Enfin, j'évoquerai la nouvelle DNP. Monsieur le ministre, vous avez créé cette dotation, qui manquait en effet dans la nomenclature, mais, il faut vous rendre justice, vous supprimez le FNP, le Fonds national de péréquation. Or l'article 38 du projet de loi de finances ne prévoit pas la reconduction de l'abondement de 22,87 millions d'euros que l'Etat avait effectué en 2003 pour le FNP. Par le passage du FNP à la DNP, laquelle s'ajoute à la DSU et à la DSR, on perd 22,87 millions d'euros. Je serais très intéressé, monsieur le ministre, si vous pouviez m'expliquer en quoi ce dispositif est péréquateur. A l'évidence, il ne l'est pas.

Vous parlez de péréquation. Mais, comme l'a dit M. Fortass in voilà quelques instants, sans péréquation, de nombreuses collectivités ne pourront pas assumer les charges qui vont peser sur elles. Or, dans le projet de loi de finances, que l'on prenne le problème par un article ou par un autre, que l'on parle de la DSU, de la DSR, de la DCTP, de la DNP ou de la DGF des régions, il y a moins de péréquation qu'avant ; en tout cas, il n'y en a pas plus.

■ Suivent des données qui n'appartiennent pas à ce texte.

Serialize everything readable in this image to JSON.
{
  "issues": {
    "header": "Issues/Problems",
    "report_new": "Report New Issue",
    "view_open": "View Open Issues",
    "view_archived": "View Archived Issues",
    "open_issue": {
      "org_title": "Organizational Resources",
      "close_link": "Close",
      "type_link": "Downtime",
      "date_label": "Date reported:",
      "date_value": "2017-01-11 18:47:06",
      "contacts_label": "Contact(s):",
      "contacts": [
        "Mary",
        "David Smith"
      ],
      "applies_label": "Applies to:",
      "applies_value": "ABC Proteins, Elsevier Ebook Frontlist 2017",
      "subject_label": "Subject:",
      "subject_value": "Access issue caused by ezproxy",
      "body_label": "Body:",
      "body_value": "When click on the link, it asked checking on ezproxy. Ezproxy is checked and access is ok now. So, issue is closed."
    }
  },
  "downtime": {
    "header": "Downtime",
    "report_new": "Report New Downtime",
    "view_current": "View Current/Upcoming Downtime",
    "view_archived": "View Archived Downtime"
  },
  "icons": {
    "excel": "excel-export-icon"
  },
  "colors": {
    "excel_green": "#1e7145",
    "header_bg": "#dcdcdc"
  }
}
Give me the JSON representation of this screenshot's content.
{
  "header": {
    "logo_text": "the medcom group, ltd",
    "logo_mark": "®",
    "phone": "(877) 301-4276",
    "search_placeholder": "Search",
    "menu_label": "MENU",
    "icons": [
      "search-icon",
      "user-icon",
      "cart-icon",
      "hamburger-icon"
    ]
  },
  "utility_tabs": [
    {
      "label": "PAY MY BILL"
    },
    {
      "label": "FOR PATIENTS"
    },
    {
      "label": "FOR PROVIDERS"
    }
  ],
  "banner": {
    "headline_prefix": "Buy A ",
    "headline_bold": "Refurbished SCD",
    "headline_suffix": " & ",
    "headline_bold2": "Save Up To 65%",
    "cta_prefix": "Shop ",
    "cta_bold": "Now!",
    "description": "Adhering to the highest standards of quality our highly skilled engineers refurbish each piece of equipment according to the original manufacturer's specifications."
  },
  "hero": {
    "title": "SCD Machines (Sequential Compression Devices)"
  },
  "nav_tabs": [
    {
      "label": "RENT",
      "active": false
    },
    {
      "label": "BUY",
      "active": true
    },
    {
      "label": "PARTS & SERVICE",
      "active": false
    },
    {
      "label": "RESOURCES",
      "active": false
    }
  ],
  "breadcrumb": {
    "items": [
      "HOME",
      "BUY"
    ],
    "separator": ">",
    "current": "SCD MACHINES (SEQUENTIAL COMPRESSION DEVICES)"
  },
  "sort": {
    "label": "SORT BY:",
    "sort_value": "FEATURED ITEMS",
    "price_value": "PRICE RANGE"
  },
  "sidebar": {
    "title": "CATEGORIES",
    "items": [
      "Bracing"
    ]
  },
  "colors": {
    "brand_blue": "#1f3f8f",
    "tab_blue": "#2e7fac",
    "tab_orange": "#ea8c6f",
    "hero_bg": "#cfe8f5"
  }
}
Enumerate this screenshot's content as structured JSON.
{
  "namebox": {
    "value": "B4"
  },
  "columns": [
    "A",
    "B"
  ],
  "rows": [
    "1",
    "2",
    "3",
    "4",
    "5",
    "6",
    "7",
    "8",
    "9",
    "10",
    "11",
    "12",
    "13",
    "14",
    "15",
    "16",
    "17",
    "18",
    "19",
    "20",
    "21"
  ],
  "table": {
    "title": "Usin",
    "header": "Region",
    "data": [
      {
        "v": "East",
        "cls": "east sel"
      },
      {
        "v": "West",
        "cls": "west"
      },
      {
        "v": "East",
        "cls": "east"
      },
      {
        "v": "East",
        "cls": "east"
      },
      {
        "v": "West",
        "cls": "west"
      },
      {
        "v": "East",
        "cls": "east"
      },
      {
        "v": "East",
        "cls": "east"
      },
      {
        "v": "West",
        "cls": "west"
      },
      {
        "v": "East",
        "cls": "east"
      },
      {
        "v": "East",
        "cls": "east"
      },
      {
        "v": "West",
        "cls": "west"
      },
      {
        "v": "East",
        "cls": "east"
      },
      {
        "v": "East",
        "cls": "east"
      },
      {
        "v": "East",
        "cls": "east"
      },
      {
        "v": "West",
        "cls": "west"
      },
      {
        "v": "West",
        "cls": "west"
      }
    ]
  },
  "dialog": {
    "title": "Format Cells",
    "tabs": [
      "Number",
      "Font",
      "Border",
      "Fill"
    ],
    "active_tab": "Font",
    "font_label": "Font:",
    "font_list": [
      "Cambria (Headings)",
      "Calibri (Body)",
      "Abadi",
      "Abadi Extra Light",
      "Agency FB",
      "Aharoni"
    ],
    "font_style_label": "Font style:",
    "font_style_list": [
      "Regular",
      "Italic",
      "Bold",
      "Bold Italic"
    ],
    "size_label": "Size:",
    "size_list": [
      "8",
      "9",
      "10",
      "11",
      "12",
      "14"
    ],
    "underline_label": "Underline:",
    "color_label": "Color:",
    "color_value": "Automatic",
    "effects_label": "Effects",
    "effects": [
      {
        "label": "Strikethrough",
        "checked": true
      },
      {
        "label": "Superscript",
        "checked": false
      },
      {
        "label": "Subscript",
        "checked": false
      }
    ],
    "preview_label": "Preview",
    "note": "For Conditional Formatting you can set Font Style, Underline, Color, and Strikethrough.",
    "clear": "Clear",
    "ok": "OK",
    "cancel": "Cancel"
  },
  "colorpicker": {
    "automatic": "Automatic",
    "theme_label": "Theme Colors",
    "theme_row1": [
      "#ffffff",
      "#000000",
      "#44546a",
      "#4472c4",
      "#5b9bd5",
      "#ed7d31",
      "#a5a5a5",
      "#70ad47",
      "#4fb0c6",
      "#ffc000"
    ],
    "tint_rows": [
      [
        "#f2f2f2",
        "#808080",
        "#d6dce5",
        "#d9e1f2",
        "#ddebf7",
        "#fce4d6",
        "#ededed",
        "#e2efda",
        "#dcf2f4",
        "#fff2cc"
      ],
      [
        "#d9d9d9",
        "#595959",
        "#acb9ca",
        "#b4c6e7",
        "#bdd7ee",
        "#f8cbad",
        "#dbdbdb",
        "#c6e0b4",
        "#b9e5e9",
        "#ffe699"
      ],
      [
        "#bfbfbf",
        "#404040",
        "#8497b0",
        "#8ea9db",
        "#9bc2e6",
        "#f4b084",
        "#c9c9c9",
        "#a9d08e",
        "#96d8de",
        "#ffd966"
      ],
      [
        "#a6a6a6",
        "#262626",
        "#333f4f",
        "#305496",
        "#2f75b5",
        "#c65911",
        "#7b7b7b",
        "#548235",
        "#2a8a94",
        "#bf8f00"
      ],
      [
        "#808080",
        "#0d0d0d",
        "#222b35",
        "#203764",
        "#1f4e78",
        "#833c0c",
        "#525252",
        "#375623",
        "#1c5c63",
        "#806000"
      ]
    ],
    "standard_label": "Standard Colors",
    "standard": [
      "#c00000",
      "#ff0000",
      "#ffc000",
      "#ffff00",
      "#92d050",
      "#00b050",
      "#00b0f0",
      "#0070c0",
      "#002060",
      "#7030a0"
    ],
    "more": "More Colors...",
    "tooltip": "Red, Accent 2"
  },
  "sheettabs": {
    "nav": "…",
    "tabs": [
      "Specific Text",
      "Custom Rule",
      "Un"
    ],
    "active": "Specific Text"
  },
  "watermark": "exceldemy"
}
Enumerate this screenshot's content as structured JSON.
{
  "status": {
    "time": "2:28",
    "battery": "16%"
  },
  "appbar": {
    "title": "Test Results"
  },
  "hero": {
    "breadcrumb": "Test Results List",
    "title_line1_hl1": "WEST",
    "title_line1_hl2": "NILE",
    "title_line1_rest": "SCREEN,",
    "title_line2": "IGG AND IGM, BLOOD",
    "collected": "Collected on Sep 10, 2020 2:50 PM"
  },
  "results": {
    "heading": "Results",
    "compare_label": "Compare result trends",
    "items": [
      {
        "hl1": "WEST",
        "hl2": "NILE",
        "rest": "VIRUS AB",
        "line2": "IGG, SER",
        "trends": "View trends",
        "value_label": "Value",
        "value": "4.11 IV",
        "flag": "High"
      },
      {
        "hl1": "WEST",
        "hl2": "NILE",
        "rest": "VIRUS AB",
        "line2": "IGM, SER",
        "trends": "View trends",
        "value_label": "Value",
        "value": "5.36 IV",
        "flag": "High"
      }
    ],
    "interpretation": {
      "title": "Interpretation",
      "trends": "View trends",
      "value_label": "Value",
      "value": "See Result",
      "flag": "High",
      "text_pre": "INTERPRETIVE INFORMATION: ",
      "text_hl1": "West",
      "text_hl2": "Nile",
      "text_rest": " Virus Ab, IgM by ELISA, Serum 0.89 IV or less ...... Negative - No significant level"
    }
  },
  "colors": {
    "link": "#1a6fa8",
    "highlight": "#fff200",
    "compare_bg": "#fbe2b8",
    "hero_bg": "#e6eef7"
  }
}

Monsieur le ministre, comment le projet de loi de finances peut-il aller à l'encontre de vos intentions déclarées ? C'est la question que nous posons et à laquelle nous espérons obtenir une réponse. (Applaudissements sur les travées du groupe socialiste et du groupe CRC, ainsi que sur certaines travées du RDSE.)

M. Gérard Delfau. Très bien !

M. le président. La parole est à M. Claude Biwer.

M. Claude Biwer. Monsieur le ministre, permettez-moi de vous remercier, vous-même et le Gouvernement, d'avoir, dans une conjoncture financière plus que difficile, respecté les engagements du contrat de croissance et de solidarité qui régit l'évolution des concours financiers de l'Etat aux collectivités territoriales.

Tout à l'heure, s'agissant de la fiscalité, notre collègue Jean-Pierre Fourcade a présenté, comme il l'avait d'ailleurs fait dans mon département, des propositions auxquelles je ne peux que souscrire.

La progression des concours financiers, et notamment du plus important d'entre eux, à savoir la dotation globale de fonctionnement, pâtira des mauvaises performances de l'économie française en 2003. En effet, lorsque le PIB ne progresse que de 0,2 %, il n'y a évidemment pas grand-chose à répartir entre les collectivités territoriales, et la situation ne se prête pas à l'élaboration de nouvelles règles de péréquation.

Si la DGF progresse globalement de 1,75 % pour atteindre près de 37 milliards d'euros, pour la deuxième année consécutive, la part forfaitaire qui est versée à toutes les communes ne progressera que de 0,87 %, soit deux fois moins vite que l'inflation.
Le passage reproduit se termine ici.